The CEO of one of these new companies said that he brought his company here because this area is becoming a magnet for talented young people who want to be a part of the energy and growth in this region.

What’s more, the Southern Virginia Megasite at Berry Hill is rising up on the short list for multiple significant projects. When a major project lands at Berry Hill in the next two to five years, it will most likely double the new jobs created over the last several years.

From tireless work and adequate funding over the past 20 years, comes a future that looks brighter and bigger every day.  The future is a funny thing.  If someone even thinks about it, they most likely imagine one not all that much different than the past.  But think back to 1992 and you’ll recognize the Dan River Region is much different in 2022.  Imagine what it will look like in 2042?

Those who make a living forecasting the future are open to new ideas.  They focus on concrete steps to make the human condition better.  And they learn things that help prepare for the future and increase the chances that when change comes, most of us will be ok with it, and even embrace it.

Can we do that in the Dan River Region?

Is our region prepared for the future?

Up until now, our strategy has been relatively narrow, strongly tactical, and focused on recovery from the devastating economic impacts of industrial transformation.
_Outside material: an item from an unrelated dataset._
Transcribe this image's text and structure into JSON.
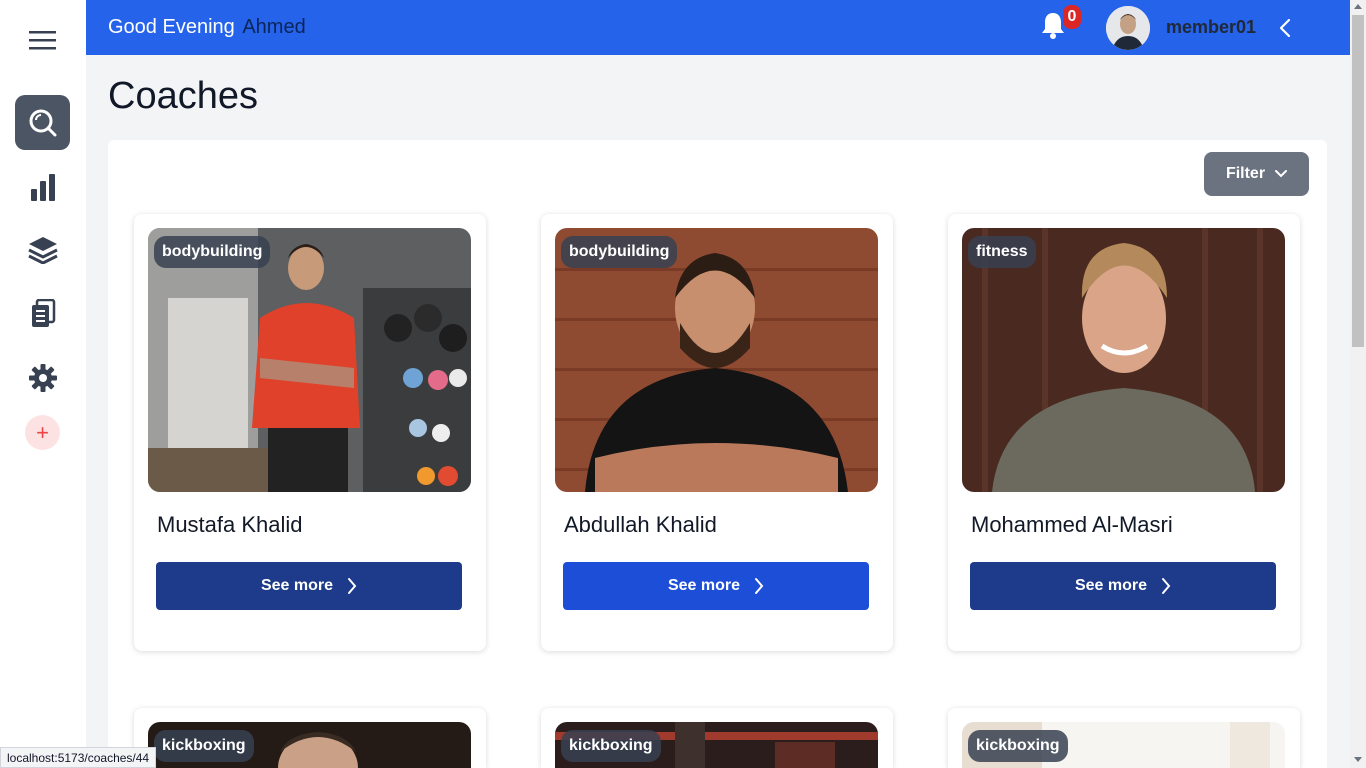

The outcomes have been in jobs, a slowdown in population loss, a vibrant downtown, and more students enrolled in schools. The results are great and the challenges of progress have been manageable because they have been incremental.

Recent success is gaining momentum and likely to dramatically accelerate, which will have impacts good and bad. The future will not look like the past and if unprepared, the community will be unable to maximize the positives and alleviate any negatives that come from growth.  Our vision of the future as a community must be adjusted and expanded to guide decisions that help dramatic growth work for the benefit of all. 

If we ride the current wave of momentum and let current challenges go unchecked or future opportunities unfulfilled, eventually others might ask, “I thought Danville was on the upswing; what happened?” Racial equity gaps will widen. Housing choices will continue to be inadequate. Educational attainment will lag. If we lack vision, will large investments stop and divisions among our governments, neighborhoods, and leadership deepen? Now is the time to figure out what kind of place we want for our children.  And what our children want our region to become. It is time to create a vision across ages, races, economics, and neighborhood perspectives. This is a worthy and necessary venture; a goal worth pursuing. The future belongs to all of us.